Разумеется, сборник не мог обойтись без манифеста, в котором бы излагались основные положения поэтической программы «Гилеи». Давид Бурлюк хотел, чтобы его написал Бенедикт Лившиц, которому он писал: «Статью обязан ты сей миг выслать мне в каком бы то ни было виде. Будь нашим Маринетти! Боишься подписать — я подпишу: идея — прежде всего!» Чересчур щепетильному Лившицу не хватило ни темперамента, ни радикализма. «Русским» Маринетти был и остался Давид Бурлюк. Сам Лившиц описал встречу у Матюшина: «Текста в тот вечер мы так и не выработали: формально — из-за отсутствия Давида и Маяковского, по существу же — потому что сговориться оказалось невозможным. Каждый из нас тянул в другую сторону. <…> Мне стало невмоготу. Я распрощался и ушёл, выведенный из себя глупейшим балаганом, в который превратилось наше совещание.

“Чёрт с ним! — решил я. — Пускай Давид снова стряпает окрошку из наших, ничего общего не имеющих друг с другом положений: мастерства для этого не нужно, хватит бурлючьей торопливой всеядности и добродушного наплевательства”.

Так оно и произошло. Давид по обыкновению свалил всё в одну кучу.

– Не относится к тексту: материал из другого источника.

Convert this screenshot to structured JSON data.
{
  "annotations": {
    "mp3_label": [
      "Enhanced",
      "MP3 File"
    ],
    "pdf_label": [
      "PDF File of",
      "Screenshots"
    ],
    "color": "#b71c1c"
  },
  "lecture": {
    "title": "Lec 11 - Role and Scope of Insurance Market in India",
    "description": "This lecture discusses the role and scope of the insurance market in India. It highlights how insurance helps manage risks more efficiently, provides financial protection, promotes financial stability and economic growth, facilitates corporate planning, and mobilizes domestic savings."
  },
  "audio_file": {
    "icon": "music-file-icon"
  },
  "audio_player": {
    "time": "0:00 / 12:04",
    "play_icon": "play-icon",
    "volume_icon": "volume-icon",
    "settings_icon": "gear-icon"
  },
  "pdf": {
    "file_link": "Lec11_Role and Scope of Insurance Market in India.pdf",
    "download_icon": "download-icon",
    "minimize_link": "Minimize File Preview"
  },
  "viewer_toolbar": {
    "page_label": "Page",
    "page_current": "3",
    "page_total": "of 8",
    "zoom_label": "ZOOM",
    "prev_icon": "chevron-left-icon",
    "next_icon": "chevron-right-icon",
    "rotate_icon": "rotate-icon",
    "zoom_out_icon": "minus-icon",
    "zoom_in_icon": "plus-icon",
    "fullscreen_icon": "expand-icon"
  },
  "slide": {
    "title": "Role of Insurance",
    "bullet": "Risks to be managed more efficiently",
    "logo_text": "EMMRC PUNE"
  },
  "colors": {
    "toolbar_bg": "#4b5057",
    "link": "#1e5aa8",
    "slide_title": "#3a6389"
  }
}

Второй раз мои расчёты на чёткую формулировку объединявших нас принципов оказались обманутыми: манифест, предпосланный “Садку Судей”, был так же сумбурен и механически сколочен, как и предисловие к “Пощёчине общественному вкусу”».

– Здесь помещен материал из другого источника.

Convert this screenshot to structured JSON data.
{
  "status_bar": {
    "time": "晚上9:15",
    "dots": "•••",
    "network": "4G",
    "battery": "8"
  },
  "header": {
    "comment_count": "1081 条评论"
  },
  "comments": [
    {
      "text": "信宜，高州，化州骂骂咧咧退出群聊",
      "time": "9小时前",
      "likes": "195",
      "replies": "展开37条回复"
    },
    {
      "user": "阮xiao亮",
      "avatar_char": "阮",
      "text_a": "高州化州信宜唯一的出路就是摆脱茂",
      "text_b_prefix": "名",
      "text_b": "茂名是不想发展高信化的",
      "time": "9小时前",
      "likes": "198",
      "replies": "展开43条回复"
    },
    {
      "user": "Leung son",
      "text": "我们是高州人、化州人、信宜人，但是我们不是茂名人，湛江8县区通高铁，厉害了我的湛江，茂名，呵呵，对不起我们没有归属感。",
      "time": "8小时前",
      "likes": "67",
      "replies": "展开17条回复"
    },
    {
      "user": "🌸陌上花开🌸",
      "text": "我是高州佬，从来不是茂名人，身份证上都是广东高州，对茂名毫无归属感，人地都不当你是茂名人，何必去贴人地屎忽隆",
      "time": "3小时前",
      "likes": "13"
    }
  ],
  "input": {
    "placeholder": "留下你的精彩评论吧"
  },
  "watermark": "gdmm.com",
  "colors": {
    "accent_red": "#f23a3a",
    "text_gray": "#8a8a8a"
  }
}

Как бы ни относился к манифесту Лившиц, манифест закрепил лидерство «гилейцев» в новой литературе. «Нами сокрушены ритмы. Хлебников выдвинул поэтический размер — живого разговорного слова. Мы перестали искать размеры в учебниках — всякое движение: — рождаем новый свободный ритм поэту», «Передняя рифма (Давид Бурлюк) — средняя, обратная рифмы (Маяковский) разработаны нами»; «Мы новые люди новой жизни», — заявлялось в манифесте. Безусловно, ряд идей был повторением вышедшего годом ранее в Италии «Технического манифества футуристической литературы», где Маринетти призывал уничтожить синтаксис, отменить прилагательное, наречие и пунктуацию, используя вместо неё в том числе математические символы, и вообще выпустить слова на свободу. «Мы сначала познакомимся с техникой, потом подружимся с ней и подготовим появление механического человека в комплексе с запчастями», — писал Маринетти. Давид Бурлюк, безусловно, знал о манифесте — уже в США, в середине 1920-х, он напишет программное полотно «Пришествие механического человека».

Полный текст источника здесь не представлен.